There are ways around that caregiver issue sometimes, and we have to have that conversation to understand the patient's situation. If a patient is absolutely alone without anybody, the caregiving becomes challenging, but I would say that number is probably 5% or less, where we absolutely cannot take a patient to CAR T because of lack of caregiver. I think that is an injustice to the patient and the disease they're dealing with, so we do our very best to try and figure that out. Resources like the Leukemia & Lymphoma Society, it's helpful to know that they may have some program to support patients through this.

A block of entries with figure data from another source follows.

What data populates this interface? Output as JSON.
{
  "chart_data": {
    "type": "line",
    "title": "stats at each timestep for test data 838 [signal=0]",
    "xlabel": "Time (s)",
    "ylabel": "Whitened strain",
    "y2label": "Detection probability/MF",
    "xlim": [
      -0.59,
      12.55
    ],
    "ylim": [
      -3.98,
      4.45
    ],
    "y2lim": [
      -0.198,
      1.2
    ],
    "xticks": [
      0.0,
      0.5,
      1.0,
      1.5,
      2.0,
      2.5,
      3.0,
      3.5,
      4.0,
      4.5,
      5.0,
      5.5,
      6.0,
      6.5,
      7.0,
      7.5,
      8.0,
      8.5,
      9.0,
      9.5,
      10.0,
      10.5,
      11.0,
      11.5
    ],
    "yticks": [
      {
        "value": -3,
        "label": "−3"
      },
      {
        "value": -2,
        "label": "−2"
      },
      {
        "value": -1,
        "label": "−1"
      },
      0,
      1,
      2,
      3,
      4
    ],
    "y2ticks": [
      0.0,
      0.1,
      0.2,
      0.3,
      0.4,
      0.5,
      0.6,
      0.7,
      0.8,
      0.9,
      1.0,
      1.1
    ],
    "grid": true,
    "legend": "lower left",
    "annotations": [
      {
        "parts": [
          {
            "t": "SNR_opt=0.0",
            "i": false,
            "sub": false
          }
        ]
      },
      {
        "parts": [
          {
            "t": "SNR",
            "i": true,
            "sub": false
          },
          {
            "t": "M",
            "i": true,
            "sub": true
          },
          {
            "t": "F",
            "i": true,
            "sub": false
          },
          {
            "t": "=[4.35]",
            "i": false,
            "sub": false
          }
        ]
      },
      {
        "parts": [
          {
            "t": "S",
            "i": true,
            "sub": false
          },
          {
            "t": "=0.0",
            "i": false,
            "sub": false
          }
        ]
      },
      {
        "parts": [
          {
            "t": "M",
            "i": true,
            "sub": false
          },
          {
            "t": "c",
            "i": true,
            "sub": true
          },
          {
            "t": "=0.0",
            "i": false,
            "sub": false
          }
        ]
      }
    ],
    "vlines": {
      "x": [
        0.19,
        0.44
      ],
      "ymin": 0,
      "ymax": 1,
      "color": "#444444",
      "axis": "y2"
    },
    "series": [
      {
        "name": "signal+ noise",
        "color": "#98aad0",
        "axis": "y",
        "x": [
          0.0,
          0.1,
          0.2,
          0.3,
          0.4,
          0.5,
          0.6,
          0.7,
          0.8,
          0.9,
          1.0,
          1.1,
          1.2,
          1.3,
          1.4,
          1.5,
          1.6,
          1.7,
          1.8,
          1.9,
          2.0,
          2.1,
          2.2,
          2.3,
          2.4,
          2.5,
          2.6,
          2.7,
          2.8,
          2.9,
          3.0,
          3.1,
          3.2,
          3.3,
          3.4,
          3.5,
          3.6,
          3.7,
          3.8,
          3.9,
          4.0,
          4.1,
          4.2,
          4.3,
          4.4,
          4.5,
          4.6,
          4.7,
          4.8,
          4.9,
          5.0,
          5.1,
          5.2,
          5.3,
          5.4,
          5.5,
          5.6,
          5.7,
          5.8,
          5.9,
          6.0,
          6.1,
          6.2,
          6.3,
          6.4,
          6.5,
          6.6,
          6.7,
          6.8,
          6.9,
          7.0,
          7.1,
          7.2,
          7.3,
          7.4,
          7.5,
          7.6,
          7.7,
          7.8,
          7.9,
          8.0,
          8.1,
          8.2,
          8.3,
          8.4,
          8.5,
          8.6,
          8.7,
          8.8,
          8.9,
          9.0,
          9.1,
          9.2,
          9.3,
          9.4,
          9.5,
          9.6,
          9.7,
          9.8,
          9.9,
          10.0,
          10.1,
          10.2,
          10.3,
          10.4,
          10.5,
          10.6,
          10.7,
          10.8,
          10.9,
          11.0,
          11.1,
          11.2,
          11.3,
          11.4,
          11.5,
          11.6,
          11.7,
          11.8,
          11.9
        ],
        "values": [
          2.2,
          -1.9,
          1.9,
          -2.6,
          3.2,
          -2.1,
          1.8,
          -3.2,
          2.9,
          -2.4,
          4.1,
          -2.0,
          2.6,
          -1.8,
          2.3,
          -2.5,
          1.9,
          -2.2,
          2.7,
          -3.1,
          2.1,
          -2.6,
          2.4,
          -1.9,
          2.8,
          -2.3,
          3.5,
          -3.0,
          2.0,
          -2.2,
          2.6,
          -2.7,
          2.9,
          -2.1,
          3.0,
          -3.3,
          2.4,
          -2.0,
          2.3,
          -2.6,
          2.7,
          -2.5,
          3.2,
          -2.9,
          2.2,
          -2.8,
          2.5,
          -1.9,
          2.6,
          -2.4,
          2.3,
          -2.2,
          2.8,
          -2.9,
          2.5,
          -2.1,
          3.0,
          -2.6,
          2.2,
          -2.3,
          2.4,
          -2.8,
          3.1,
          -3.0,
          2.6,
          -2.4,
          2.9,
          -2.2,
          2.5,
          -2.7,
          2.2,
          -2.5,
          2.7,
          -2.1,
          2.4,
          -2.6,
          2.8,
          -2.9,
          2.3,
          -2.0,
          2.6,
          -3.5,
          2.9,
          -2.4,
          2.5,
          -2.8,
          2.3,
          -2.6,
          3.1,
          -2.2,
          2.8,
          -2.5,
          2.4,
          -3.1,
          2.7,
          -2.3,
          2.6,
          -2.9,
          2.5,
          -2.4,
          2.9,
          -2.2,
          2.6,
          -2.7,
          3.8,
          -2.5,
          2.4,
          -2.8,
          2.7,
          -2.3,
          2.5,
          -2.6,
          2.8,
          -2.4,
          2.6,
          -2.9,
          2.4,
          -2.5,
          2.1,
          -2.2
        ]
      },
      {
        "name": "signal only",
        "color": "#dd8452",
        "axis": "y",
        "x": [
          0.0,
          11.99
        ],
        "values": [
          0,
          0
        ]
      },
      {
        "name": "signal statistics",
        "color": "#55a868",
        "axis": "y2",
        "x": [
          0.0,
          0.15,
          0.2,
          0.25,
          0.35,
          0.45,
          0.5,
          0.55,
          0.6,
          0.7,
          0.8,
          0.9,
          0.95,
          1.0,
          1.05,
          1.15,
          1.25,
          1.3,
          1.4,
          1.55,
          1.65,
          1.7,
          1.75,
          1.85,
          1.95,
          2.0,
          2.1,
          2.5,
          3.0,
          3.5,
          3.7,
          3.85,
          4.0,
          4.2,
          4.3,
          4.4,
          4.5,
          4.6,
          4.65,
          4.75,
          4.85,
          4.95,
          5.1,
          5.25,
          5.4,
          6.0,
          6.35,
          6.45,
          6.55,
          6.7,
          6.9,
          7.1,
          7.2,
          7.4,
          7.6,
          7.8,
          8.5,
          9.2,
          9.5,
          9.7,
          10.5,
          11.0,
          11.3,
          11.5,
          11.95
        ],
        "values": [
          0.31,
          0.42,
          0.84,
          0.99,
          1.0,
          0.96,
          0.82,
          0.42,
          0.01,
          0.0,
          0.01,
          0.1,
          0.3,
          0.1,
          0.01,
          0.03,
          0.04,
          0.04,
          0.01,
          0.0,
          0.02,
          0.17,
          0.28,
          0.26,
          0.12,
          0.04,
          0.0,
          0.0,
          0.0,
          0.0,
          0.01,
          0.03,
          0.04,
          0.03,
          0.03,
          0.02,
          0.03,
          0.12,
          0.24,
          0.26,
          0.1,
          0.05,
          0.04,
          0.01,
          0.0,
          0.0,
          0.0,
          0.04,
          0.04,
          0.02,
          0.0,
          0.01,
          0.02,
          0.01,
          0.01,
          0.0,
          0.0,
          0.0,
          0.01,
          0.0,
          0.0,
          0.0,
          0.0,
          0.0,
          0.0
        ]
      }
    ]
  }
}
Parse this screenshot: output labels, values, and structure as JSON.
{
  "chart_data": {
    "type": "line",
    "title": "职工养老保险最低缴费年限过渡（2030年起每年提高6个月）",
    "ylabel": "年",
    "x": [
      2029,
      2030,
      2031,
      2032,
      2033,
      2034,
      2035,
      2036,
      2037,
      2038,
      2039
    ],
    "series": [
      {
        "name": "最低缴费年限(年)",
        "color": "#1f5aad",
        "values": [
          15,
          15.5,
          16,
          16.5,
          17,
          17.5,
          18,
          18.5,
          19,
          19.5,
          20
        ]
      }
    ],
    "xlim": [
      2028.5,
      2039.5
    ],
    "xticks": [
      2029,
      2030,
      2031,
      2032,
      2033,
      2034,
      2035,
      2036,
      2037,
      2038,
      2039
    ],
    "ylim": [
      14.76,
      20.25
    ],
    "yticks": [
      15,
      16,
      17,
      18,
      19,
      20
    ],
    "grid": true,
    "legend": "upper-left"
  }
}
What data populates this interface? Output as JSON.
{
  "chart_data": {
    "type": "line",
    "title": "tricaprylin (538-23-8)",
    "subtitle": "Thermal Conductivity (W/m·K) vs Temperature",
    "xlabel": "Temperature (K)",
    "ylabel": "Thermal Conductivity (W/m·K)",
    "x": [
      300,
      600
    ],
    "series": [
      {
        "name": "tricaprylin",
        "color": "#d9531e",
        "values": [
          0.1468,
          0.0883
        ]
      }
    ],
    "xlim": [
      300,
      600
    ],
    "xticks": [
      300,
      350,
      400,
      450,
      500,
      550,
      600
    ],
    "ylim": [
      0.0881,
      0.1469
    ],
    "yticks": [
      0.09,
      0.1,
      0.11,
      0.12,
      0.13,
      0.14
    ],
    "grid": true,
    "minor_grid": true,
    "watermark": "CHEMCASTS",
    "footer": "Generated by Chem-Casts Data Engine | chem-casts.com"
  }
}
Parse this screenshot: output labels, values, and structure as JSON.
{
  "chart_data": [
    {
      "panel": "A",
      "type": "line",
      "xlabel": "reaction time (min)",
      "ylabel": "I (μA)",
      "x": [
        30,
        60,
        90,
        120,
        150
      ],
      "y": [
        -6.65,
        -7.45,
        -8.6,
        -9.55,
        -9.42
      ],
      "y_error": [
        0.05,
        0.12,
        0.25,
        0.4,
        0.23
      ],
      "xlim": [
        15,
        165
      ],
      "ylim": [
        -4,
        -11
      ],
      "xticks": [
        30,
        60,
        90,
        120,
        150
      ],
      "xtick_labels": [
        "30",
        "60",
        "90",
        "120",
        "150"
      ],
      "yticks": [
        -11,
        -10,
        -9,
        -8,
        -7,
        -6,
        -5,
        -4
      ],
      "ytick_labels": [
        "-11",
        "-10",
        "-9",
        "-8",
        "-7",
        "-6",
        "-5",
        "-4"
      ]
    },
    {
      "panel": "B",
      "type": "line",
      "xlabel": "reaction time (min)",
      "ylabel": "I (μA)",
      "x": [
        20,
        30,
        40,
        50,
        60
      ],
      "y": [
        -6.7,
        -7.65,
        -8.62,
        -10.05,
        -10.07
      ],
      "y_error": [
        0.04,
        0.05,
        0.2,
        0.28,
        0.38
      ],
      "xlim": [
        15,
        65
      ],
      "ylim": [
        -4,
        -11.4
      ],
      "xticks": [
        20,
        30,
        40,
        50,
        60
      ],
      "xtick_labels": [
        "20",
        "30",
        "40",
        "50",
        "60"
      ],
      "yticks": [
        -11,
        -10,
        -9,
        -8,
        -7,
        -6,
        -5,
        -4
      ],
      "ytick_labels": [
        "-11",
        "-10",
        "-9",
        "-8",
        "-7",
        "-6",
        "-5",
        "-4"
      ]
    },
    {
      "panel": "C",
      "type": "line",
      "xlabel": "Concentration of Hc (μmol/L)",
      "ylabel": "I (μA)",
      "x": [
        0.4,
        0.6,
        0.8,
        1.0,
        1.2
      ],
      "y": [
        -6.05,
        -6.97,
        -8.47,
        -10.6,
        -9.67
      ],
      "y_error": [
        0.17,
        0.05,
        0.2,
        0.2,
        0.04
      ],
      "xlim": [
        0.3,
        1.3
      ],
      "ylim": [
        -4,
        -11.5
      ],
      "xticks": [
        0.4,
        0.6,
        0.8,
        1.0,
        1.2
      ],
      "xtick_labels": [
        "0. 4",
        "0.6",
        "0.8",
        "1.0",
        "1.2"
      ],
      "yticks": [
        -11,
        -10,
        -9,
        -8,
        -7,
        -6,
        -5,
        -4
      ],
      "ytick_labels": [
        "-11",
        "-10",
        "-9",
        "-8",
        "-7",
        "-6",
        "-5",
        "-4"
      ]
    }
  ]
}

I would sometimes let the CAR T center explore that, because once you put in a CAR T consult, typically, that comes with the social work consult and a nurse navigator consultant. They have a lot of experience in terms of figuring out the resources, whether it's monetary limitations for accommodation, food, things like that, vs a caregiver. That can happen, and...telehealth has definitely changed some of my practice in the sense that with patients who are very hesitant, sometimes we offer them that telehealth visit just to have the conversation and then decide whether they want to even pursue CAR T or not, but [these are] very good points. I think [having a] caregiver is one of the barriers sometimes.